2008 Nebula Award Winners

The Windup Girl – Paolo Bacigalupi (Night Shade Books, Sept. 2009)

The Women of Nell Gwynne’s – Kage Baker (Subterranean Press, June 2009)

“Sinner, Baker, Fabulist, Priest; Red Mask, Black Mask, Gentleman, Beast,”
Eugie Foster (Interzone, Feb. 2009)

Short Story
“Spar,” Kij Johnson (Clarkesworld, Oct. 2009)

Ray Bradbury Award
District 9, Neill Blomkamp and Terri Tatchell (Tri-Star, Aug. 2009)

Andre Norton Award
The Girl Who Circumnavigated Fairyland in a Ship of Her Own Making,
Catherynne M. Valente (Catherynne M. Valente, June 2009)

Additional Honors
During the ceremonies, Joe Haldeman was honored as the next Damon Knight Grand Master, while Neal Barrett, Jr., was honored as Author Emeritus. Vonda N. McIntyre and Keith Stokes were honored with SFWA Service Awards while the SFWA Solstice Award, bestowed upon individuals who have made a significant impact on the science fiction or fantasy landscape, was presented to Tom Doherty, Terri Windling and the late Donald A. Wollheim.


About SFWA
Founded in 1965 by the late Damon Knight, Science Fiction and Fantasy Writers of America brings together the most successful and daring writers of speculative fiction throughout the world.

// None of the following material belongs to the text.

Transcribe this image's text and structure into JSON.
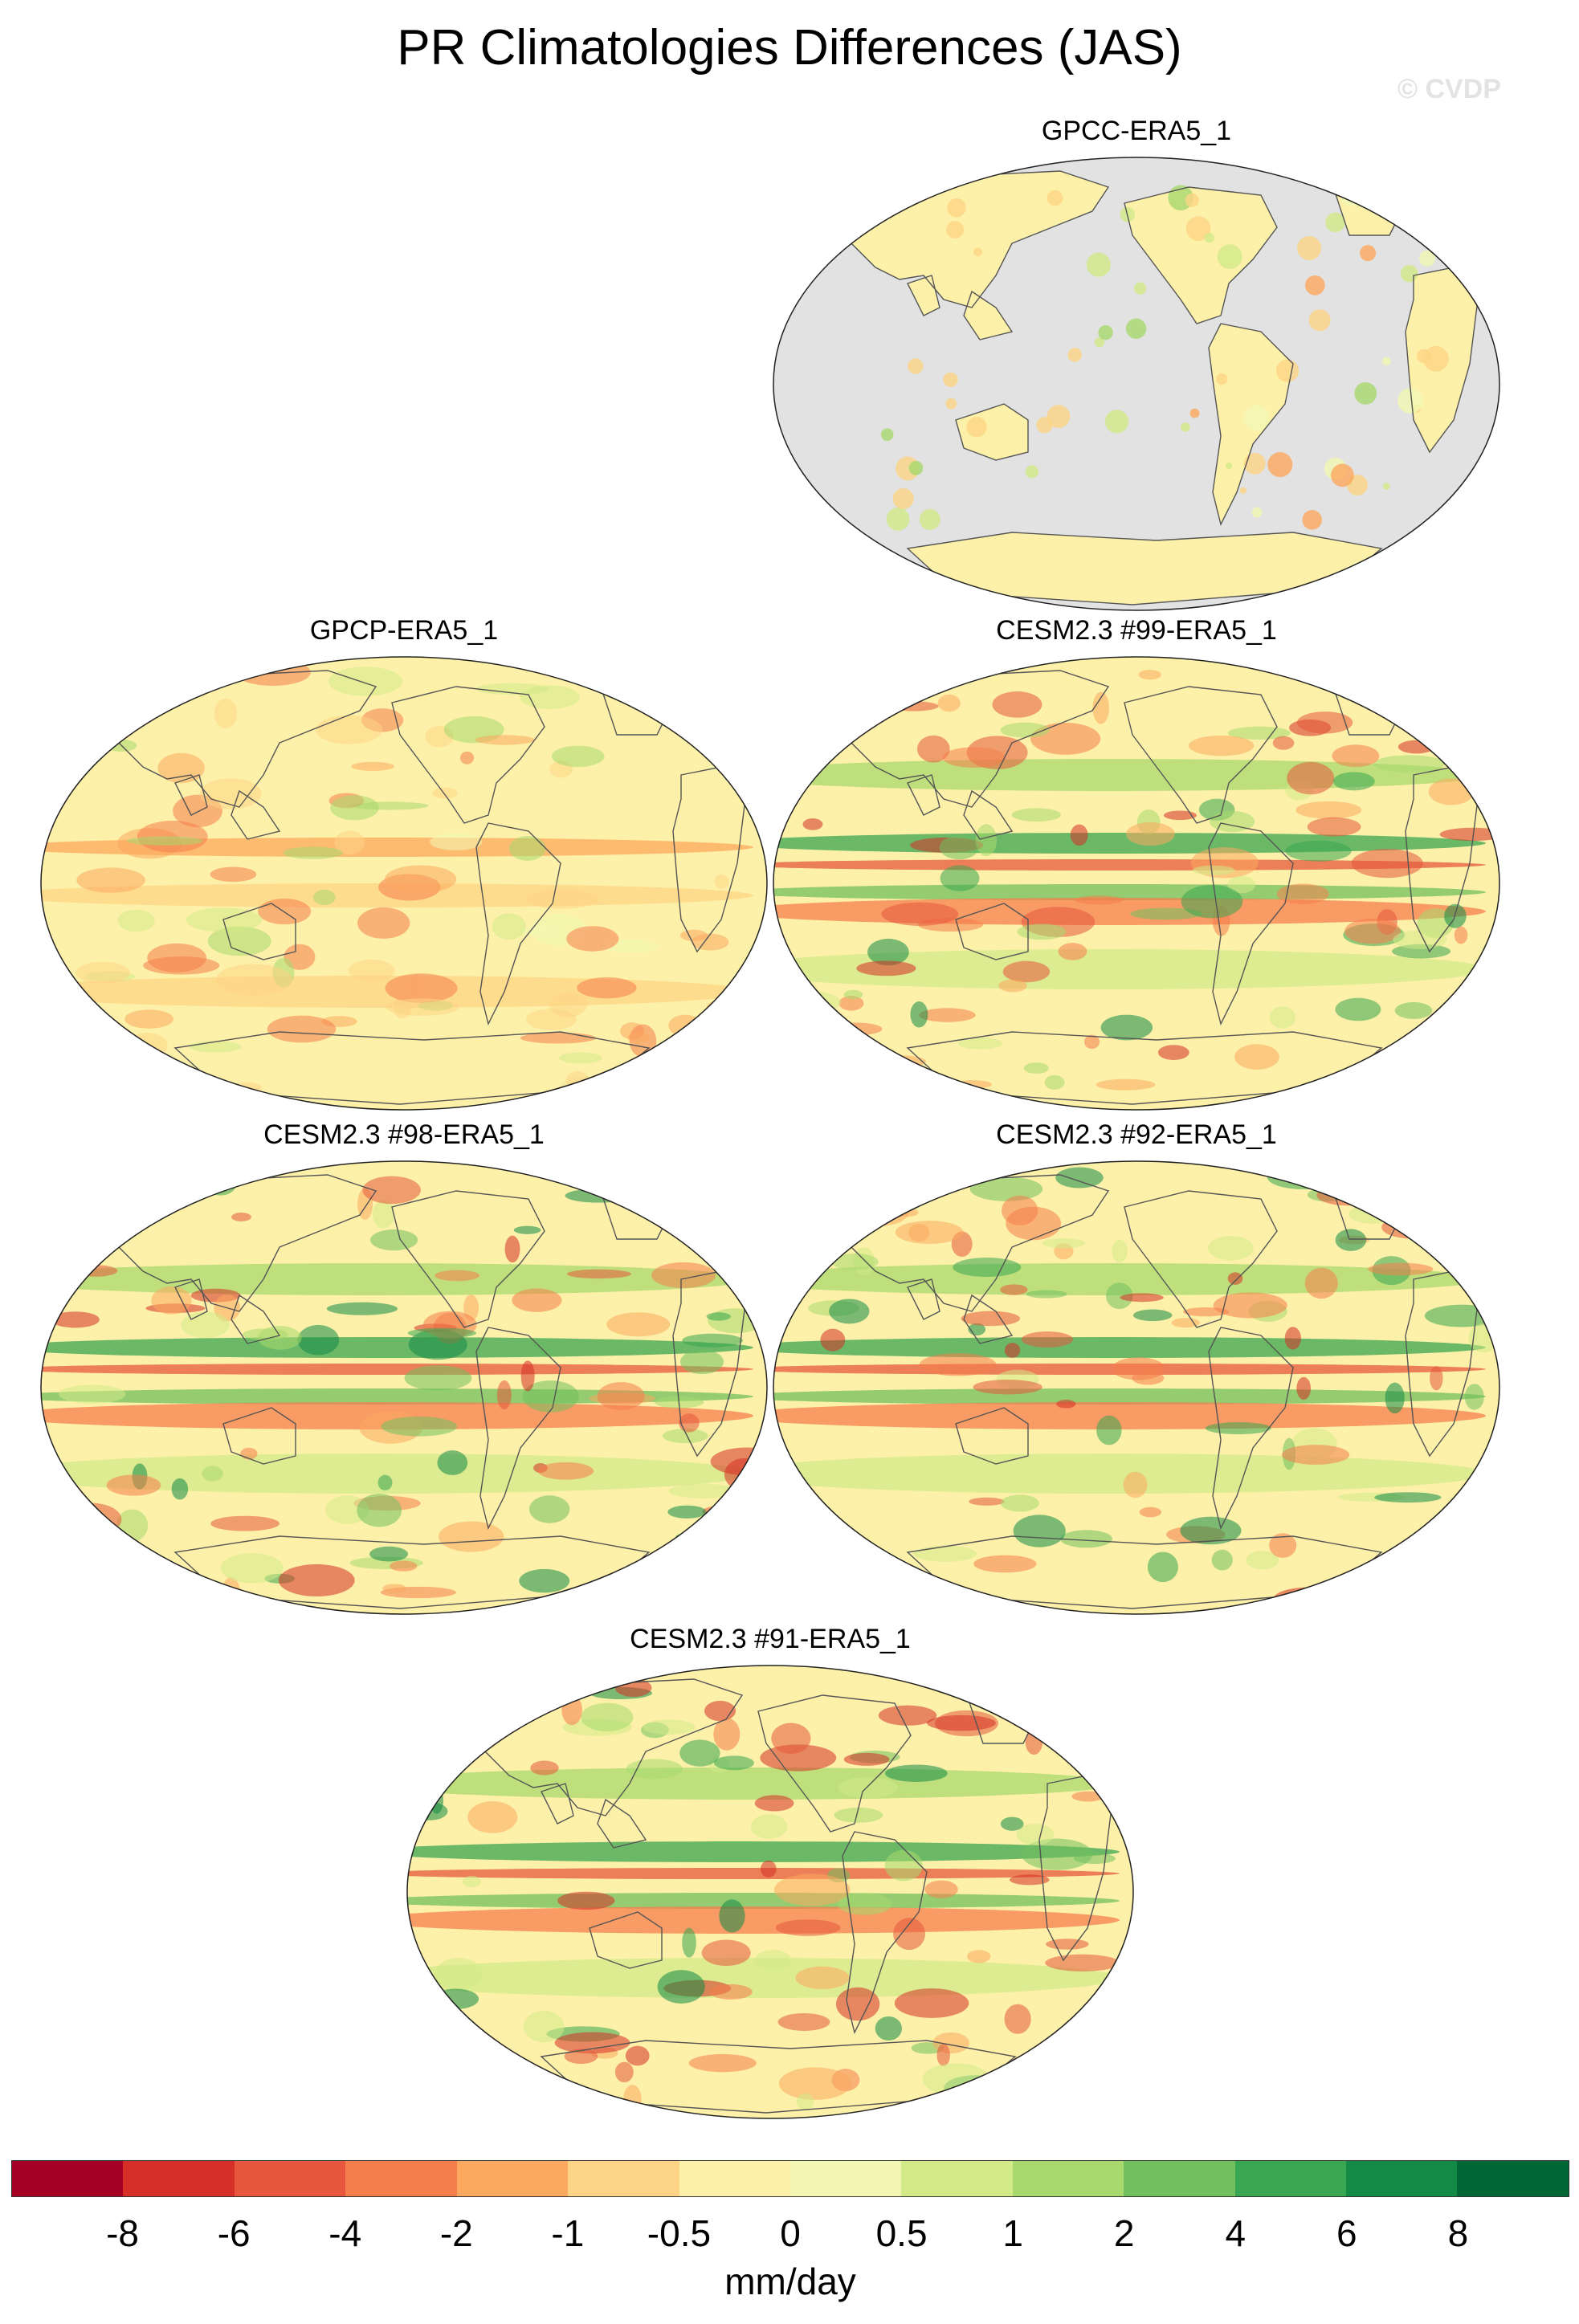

Funny, but I was not asked about the ‘daring’ qualification before I joined up. I just got a package at my normal drop when I joined SWFA, containing a light-repeater suit, a ceramic pistol, a pair of night-vision goggles, a wirepoon grapnel, suction-disk gloves and boots, a mind amplifying lens, a laser sword, jetpack with two hours fuel, a familiar named ‘Dickon’, a packet of glass throwing-blades, a flying guillotine with launcher, and a list of the names and habitual travel routes of the enemies of the Secret Masters. At first I wondered if I had gotten in over my head, but then I realized that since the stealth suit was pink and covered with a rose floral pattern, that the package was from the Romance Writers of America (RWA), and had been sent to me by mistake. A whiff of the memory-eraser perfume, and they let me live.

Congratulations to all Nebula Winners!